Le professeur montre chaque posture et il est décidément éblouissant, musclé juste comme il faut, je comprends les commentaires de Béné sur certains de ses Maîtres de yoga, je rigolais en coin lorsqu'elle me parlait de leur corps athlétiques,aériens et solides à la fois. L'australien à un look à la Mike Oldfield des années 70, des cheveux mi-longs, un visage buriné, des membres longs et fins, un sourire qui lui mange le visage, très sympathique the guy. Il effectue ses postures comme une elfe bondissante tout en faisant des commentaires qu'il appelle  ajoustements  , il est si fascinant que j'en oublierai d'essayer de le copier. J'ai chaud, mon corps envoie des litres d'eau sur le tapis et mes mains n'arrivent jamais plus loin que mes genoux. La femme à coté de moi, je pourrai presque dire ma coach personnelle car depuis le début elle ne s'occupe que de moi, me félicite, m'encourage  Là descendez un peu plus bas …...si si …. vous pouvez le faire   Tournez vos coudes, croisez vos genoux, soulevez votre tête, pointez votre nez sur la gauche, sur la droite   Pas une seule fois les mots usités dans d'autres disciplines ne sont prononcés  Rentrez le ventre, serrez les fesses  . Le mot  muscle  n'a pas l'air d'avoir grande importance ici, l'essentiel est ailleurs mais où ?

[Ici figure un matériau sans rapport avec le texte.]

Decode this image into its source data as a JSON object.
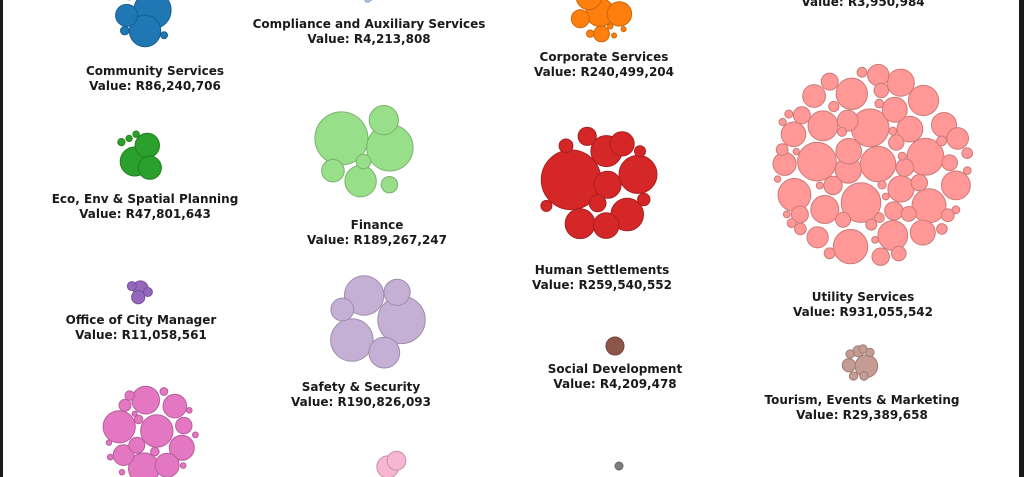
{
  "chart_data": {
    "type": "bubble-cluster",
    "currency": "R",
    "groups": [
      {
        "key": "community",
        "name": "Community Services",
        "value": "Value: R86,240,706",
        "color": "#1f77b4",
        "stroke": "#185f90"
      },
      {
        "key": "compliance",
        "name": "Compliance and Auxiliary Services",
        "value": "Value: R4,213,808",
        "color": "#aec7e8",
        "stroke": "#8ba0bb"
      },
      {
        "key": "corporate",
        "name": "Corporate Services",
        "value": "Value: R240,499,204",
        "color": "#ff7f0e",
        "stroke": "#cc660b"
      },
      {
        "key": "top-right",
        "name": "",
        "value": "Value: R3,950,984",
        "color": "#ffbb78",
        "stroke": "#cc9660"
      },
      {
        "key": "eco",
        "name": "Eco, Env & Spatial Planning",
        "value": "Value: R47,801,643",
        "color": "#2ca02c",
        "stroke": "#238023"
      },
      {
        "key": "finance",
        "name": "Finance",
        "value": "Value: R189,267,247",
        "color": "#98df8a",
        "stroke": "#7ab26e"
      },
      {
        "key": "human",
        "name": "Human Settlements",
        "value": "Value: R259,540,552",
        "color": "#d62728",
        "stroke": "#ab1f20"
      },
      {
        "key": "utility",
        "name": "Utility Services",
        "value": "Value: R931,055,542",
        "color": "#ff9896",
        "stroke": "#cc7a78"
      },
      {
        "key": "office",
        "name": "Office of City Manager",
        "value": "Value: R11,058,561",
        "color": "#9467bd",
        "stroke": "#765297"
      },
      {
        "key": "safety",
        "name": "Safety & Security",
        "value": "Value: R190,826,093",
        "color": "#c5b0d5",
        "stroke": "#9e8daa"
      },
      {
        "key": "social",
        "name": "Social Development",
        "value": "Value: R4,209,478",
        "color": "#8c564b",
        "stroke": "#70453c"
      },
      {
        "key": "tourism",
        "name": "Tourism, Events & Marketing",
        "value": "Value: R29,389,658",
        "color": "#c49c94",
        "stroke": "#9d7d76"
      },
      {
        "key": "bottom-left",
        "name": "",
        "value": "",
        "color": "#e377c2",
        "stroke": "#b65f9b"
      },
      {
        "key": "bottom-mid",
        "name": "",
        "value": "",
        "color": "#f7b6d2",
        "stroke": "#c692a8"
      },
      {
        "key": "bottom-right",
        "name": "",
        "value": "",
        "color": "#7f7f7f",
        "stroke": "#666666"
      }
    ]
  }
}
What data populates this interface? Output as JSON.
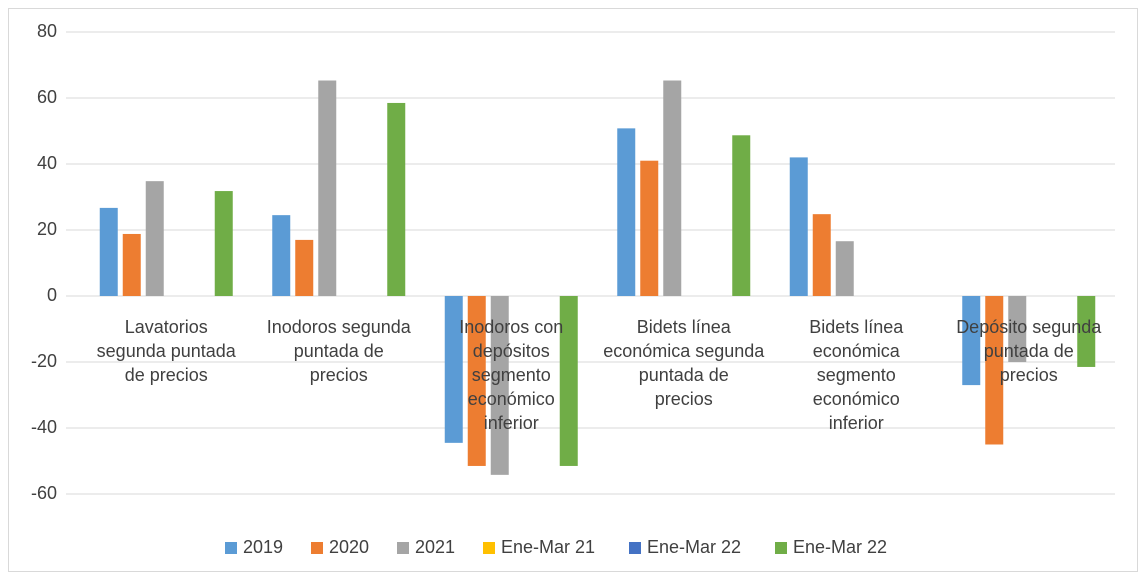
{
  "chart_data": {
    "type": "bar",
    "categories": [
      "Lavatorios segunda puntada de precios",
      "Inodoros segunda puntada de precios",
      "Inodoros con depósitos segmento económico inferior",
      "Bidets línea económica segunda puntada de precios",
      "Bidets línea económica segmento económico inferior",
      "Depósito segunda puntada de precios"
    ],
    "series": [
      {
        "name": "2019",
        "color": "#5b9bd5",
        "values": [
          26.7,
          24.5,
          -44.5,
          50.8,
          42,
          -27
        ]
      },
      {
        "name": "2020",
        "color": "#ed7d31",
        "values": [
          18.8,
          17,
          -51.5,
          41,
          24.8,
          -45
        ]
      },
      {
        "name": "2021",
        "color": "#a5a5a5",
        "values": [
          34.8,
          65.3,
          -54.2,
          65.3,
          16.6,
          -20
        ]
      },
      {
        "name": "Ene-Mar 21",
        "color": "#ffc000",
        "values": [
          null,
          null,
          null,
          null,
          null,
          null
        ]
      },
      {
        "name": "Ene-Mar 22",
        "color": "#4472c4",
        "values": [
          null,
          null,
          null,
          null,
          null,
          null
        ]
      },
      {
        "name": "Ene-Mar 22",
        "color": "#70ad47",
        "values": [
          31.8,
          58.5,
          -51.5,
          48.7,
          null,
          -21.5
        ]
      }
    ],
    "ylim": [
      -60,
      80
    ],
    "yticks": [
      -60,
      -40,
      -20,
      0,
      20,
      40,
      60,
      80
    ],
    "grid": true,
    "legend": "bottom"
  }
}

 Sarvangasanah   Posture sur les épaules Ma coach me prépare une couverture et me place dessus, plutôt m'y écroule, je suis tellement fatigué que j'irai bien dormir là tout de suite maintenant.  Tenez bien votre dos et fly vers la position mère  . Il est marrant, lui, impossible de lever mes jambes, mon postérieur pèse le quintal, et d'avoir la tête en bas m'étouffe, je dois être cramoisi voire même violet, la femme qui me glisse qu'elle se prénomme Françoise, m'attrape vigoureusement les jambes et cale son genou derrière mon dos, je ne résiste plus à rien, être les jambes en l'air ou les pieds sur le tapis me semble être de la même difficulté. Je fais de mon mieux et ' mon mieux' n'est pas bien terrible, je le concède, mais j'ai fait le cours de bout en bout même si probablement cela n'avait rien d'harmonieux . J'imagine même que je pourrais réitérer l'expérience sans trop me faire prier simplement par défi.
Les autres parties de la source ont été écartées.